C ++：用于operator <的模板类中的friend函数

Question

What is the correct way to declare a friend function of a template class (for the std::ostream& operator<<) in a .cpp file ?

My current implementation does not work :

// MyTest.h
template<class T, unsigned int TSIZE> class MyTest
{
    inline friend std::ostream& operator<< <T, TSIZE> (std::ostream &lhs, const MyTest<T, TSIZE> &rhs);
};

// MyTest.cpp
template<class T, unsigned int TSIZE> inline friend std::ostream& operator<< <T, TSIZE> (std::ostream &lhs, const MyTest<T, TSIZE> &rhs)
{
    // IMPLEMENTATION
}

Thank you very much !

Answer 1

To refer to operator<< <T, TSIZE> like you do, which is a template specialization, a declaration of the primary template must be visible. In turn operator<< needs a declaration of MyTest because it appears as a parameter.

// Declare MyTest because operator<< needs it
template<class T, unsigned int TSIZE> class MyTest;

// Declare primary template
template<class T, unsigned int TSIZE>
inline std::ostream& operator<<(std::ostream& lhs, const MyText<T, TSIZE>& rhs);

template<class T, unsigned int TSIZE> class MyTest
{
    // Specialization MyTest<T, TSIZE> only declares
    // specialization operator<< <T, TSIZE> as friend
    // Note that you can just use '<>' to designate the specialization,
    // template parameters are deduced from the argument list in this case
    inline friend std::ostream& operator<< <> (std::ostream &lhs, const MyTest<T, TSIZE> &rhs);
};

The definition you have should match those declarations. Note that since operator<< is a template its definition should in all likeliness be in the header.

An alternative that requires less work when it comes to writing all those preemptive declarations is for MyTest<T, TSIZE> to declare the whole template as a friend, not just the specialization that takes MyTest<T, TSIZE> .

// in MyTest definition
template<typename U, unsigned USIZE>
inline friend std::ostream& operator<<(std::ostream& lhs, const MyTest<U, USIZE>& rhs);

The definition you have should also match such a declaration (the name of the template parameters has no bearing on matching declarations and definition).
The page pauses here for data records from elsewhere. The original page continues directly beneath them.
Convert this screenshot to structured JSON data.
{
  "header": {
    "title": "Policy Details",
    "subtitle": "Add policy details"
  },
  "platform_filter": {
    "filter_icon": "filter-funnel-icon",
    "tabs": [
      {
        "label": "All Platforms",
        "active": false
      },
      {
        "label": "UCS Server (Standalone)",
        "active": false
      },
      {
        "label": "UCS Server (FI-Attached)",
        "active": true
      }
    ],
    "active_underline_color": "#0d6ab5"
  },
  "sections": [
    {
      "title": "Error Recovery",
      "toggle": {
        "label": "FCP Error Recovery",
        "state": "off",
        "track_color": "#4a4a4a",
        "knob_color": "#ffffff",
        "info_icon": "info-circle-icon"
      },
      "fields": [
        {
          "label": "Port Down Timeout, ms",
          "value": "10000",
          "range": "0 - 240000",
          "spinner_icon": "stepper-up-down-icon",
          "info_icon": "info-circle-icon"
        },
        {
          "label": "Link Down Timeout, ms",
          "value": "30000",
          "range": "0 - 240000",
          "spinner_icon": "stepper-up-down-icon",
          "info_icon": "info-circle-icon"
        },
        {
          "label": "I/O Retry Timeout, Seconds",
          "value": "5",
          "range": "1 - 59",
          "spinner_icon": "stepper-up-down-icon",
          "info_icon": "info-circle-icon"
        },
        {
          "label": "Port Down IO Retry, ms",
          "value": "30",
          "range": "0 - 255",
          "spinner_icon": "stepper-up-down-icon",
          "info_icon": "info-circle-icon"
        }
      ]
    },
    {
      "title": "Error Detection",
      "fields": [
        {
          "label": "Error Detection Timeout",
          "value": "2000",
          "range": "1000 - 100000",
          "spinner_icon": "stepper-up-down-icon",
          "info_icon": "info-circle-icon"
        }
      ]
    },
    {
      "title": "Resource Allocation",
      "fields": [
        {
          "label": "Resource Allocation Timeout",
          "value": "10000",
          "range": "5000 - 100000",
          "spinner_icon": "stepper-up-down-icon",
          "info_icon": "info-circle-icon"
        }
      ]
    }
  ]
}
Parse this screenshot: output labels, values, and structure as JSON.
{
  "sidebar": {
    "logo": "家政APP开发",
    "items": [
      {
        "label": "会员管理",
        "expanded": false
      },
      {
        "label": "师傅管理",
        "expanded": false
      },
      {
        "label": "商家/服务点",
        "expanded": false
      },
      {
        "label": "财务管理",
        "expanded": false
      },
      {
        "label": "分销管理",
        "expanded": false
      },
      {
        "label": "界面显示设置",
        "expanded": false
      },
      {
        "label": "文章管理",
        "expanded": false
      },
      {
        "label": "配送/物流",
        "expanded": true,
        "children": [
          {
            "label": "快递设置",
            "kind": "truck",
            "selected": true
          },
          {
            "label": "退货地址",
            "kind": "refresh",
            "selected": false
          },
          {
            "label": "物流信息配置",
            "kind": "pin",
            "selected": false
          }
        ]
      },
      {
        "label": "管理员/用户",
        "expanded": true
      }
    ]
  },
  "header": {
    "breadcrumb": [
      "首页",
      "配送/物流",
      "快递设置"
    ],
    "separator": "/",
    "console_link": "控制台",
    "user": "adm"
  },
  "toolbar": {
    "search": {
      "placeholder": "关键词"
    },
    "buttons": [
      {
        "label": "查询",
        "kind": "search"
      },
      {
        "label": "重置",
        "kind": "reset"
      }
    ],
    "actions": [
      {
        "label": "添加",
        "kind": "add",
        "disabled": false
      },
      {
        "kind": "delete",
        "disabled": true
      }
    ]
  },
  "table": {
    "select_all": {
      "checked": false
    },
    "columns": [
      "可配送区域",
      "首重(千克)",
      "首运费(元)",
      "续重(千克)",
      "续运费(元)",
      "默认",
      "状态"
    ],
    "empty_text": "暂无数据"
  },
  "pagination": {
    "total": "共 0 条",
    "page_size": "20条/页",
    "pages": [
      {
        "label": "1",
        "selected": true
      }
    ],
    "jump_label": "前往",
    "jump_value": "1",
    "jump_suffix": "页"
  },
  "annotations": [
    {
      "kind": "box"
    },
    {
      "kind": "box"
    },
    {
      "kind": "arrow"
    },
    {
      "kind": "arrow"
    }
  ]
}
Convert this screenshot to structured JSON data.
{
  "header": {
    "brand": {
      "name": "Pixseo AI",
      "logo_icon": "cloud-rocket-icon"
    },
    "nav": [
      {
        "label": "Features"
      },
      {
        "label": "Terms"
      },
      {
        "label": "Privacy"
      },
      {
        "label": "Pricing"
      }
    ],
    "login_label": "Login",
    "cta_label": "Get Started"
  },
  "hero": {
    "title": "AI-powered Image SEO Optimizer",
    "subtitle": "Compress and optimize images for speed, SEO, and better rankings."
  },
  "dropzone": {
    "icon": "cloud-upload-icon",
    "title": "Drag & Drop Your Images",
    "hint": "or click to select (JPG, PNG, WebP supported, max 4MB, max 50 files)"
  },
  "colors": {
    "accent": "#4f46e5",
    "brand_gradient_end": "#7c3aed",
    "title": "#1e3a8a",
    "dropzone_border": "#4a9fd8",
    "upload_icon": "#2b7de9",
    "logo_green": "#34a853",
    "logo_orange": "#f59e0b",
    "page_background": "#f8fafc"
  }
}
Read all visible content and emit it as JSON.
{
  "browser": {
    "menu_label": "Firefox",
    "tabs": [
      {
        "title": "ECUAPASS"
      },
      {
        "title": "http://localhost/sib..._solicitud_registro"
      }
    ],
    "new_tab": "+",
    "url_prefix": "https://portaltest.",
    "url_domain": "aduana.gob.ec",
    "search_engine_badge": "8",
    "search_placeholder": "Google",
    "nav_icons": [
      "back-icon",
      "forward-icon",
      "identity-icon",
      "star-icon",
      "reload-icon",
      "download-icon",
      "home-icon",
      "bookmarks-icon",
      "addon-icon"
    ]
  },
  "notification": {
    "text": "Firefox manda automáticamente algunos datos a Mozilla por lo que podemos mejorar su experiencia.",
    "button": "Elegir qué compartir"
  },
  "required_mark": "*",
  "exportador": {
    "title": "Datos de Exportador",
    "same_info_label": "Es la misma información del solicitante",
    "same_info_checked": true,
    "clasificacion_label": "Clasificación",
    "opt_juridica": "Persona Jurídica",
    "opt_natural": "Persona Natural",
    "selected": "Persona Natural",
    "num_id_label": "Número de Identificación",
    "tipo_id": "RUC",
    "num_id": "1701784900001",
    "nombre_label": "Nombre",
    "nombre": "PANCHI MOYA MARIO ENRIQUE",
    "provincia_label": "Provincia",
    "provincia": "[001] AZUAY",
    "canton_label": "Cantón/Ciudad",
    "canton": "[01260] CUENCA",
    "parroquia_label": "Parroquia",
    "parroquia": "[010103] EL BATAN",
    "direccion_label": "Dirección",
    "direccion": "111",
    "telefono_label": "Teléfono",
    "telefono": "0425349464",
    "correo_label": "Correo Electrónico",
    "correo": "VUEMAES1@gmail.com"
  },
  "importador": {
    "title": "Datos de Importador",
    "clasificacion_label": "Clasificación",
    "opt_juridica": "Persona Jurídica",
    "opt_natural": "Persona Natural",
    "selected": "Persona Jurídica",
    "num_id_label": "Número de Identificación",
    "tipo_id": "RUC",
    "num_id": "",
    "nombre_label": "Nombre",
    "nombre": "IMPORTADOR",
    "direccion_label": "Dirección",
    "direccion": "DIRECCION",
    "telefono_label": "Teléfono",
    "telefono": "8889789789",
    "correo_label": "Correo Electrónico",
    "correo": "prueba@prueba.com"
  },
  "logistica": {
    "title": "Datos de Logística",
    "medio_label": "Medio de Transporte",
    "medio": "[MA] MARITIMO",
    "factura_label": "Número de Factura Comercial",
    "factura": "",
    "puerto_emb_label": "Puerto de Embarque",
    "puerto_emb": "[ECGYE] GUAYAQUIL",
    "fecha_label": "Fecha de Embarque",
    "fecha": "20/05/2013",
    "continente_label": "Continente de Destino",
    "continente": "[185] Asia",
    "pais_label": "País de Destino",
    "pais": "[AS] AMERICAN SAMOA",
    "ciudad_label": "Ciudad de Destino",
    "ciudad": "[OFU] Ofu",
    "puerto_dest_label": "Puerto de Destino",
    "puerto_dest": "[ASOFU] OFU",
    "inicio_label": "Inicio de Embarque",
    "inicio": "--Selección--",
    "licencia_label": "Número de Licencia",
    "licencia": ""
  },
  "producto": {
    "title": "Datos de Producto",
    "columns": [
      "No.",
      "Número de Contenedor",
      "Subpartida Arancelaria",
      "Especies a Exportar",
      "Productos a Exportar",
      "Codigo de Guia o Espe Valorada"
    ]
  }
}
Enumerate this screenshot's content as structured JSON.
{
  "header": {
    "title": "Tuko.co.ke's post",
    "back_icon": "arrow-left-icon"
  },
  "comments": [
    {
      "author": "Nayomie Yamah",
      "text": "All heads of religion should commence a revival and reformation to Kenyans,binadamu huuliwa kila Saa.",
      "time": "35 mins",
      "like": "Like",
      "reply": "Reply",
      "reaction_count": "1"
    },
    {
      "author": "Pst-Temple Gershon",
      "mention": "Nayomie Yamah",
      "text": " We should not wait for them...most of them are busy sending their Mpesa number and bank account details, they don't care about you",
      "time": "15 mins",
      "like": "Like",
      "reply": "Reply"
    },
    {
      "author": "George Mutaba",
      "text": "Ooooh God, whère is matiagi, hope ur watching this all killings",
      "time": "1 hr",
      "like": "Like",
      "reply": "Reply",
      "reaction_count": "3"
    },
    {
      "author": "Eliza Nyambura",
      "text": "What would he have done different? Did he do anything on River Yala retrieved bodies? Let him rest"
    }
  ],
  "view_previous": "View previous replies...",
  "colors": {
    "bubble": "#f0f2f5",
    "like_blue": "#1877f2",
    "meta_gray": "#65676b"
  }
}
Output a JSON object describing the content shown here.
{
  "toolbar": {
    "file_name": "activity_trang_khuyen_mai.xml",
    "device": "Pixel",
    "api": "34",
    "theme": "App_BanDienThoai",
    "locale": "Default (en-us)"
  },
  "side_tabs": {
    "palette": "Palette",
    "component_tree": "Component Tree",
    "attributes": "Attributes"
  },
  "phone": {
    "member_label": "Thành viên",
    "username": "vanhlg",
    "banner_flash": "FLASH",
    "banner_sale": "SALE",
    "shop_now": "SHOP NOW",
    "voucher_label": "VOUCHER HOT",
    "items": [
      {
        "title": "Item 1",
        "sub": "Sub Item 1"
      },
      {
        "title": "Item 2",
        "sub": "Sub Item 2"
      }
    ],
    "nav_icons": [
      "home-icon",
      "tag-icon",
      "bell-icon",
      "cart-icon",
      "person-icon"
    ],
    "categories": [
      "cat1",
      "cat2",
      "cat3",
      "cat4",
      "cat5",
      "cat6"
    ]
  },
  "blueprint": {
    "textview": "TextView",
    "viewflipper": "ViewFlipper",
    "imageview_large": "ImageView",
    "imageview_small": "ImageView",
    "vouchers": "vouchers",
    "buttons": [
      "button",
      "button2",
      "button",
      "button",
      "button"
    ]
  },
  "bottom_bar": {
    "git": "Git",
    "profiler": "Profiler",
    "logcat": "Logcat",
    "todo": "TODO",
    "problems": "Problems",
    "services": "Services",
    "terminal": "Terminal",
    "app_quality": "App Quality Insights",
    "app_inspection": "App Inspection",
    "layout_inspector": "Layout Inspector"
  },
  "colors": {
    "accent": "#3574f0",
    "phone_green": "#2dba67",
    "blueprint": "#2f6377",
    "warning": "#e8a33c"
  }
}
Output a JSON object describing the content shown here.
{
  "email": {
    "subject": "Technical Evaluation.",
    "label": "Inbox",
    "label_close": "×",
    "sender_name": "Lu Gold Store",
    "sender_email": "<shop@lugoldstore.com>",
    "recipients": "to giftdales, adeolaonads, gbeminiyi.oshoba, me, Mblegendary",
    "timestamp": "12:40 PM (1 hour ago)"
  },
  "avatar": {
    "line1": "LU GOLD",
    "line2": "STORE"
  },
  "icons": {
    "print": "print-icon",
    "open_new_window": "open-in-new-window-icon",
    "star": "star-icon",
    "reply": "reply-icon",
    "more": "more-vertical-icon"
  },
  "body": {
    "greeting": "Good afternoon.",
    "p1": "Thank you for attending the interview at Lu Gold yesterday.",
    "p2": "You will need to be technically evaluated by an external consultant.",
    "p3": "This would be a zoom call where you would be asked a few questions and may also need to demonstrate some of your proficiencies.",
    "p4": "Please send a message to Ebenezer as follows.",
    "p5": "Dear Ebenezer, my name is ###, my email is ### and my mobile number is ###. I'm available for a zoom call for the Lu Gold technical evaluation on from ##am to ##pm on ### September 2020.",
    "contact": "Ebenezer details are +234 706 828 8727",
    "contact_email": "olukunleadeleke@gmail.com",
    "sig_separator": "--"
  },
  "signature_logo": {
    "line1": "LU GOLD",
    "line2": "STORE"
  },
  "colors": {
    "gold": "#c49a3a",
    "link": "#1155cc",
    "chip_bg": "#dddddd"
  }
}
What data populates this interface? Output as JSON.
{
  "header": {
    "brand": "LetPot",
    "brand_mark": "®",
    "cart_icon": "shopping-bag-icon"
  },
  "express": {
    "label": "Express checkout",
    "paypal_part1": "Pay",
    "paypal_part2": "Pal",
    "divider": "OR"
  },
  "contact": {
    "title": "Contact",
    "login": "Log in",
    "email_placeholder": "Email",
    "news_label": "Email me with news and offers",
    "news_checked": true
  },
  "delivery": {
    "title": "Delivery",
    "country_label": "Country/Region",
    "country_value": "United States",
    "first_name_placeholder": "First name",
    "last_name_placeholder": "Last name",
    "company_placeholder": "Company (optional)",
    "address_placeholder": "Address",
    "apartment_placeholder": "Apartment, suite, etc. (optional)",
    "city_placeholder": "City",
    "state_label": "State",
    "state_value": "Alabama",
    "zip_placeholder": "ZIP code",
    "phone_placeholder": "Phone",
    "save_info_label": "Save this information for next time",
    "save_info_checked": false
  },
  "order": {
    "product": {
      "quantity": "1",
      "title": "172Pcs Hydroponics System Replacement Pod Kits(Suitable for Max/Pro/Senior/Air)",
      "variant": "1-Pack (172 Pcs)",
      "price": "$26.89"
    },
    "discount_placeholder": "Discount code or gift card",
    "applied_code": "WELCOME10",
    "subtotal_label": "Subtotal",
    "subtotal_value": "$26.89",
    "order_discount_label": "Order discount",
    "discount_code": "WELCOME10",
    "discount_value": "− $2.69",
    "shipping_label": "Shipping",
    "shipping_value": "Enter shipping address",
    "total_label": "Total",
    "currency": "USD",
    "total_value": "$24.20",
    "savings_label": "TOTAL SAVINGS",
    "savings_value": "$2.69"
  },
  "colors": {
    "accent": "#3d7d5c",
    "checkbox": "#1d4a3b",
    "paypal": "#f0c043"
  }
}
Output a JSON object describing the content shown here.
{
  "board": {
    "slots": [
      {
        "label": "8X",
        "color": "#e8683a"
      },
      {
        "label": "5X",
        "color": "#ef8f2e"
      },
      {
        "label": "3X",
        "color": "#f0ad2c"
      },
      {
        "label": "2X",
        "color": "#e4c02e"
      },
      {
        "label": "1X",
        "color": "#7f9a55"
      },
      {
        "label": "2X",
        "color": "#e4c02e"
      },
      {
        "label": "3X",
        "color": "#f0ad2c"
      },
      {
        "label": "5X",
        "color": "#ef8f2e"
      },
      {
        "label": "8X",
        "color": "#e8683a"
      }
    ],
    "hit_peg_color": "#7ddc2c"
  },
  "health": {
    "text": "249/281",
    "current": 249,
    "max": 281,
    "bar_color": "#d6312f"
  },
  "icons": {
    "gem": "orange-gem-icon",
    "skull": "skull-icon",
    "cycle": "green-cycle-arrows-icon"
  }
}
For the sake of completeness, I will mention that when it comes to the friend of a class template an alternative is to define it in the class template definition. This defines a non-template friend function that is unique for each specialization.

// in MyTest definition
friend std::ostream& operator<<(std::ostream& lhs, MyTest const& rhs)
{ /* implementation */ }

It is impossible to refer to such functions (eg &ns::operator<< doesn't work, unlike the other options) and they are only found via ADL.

Answer 2

It is not fully clear what the original post wanted. I will assume that it wanted the following:

// Some template class.
template<class T, unsigned int TSIZE> class MyTest { };

// Some template function.
template<class T, unsigned int TSIZE> std::ostream& operator<< (std::ostream &lhs, const MyTest<T, TSIZE> &rhs)
{
    // IMPLEMENTATION
}

Now it is necessary to declare this template function as friend of the class because this function needs access to protected objects of My test . This can be achieved with the following definition:

template<class T, unsigned int TSIZE> class MyTest
{
    template<class T1, unsigned int TSIZE1> 
    friend std::ostream& operator<< (std::ostream &lhs, const MyTest<T1, TSIZE1> &rhs);
};

Template header is needed in front of the friend declaration because this is an unrelated template function, that does not belong to the current template class.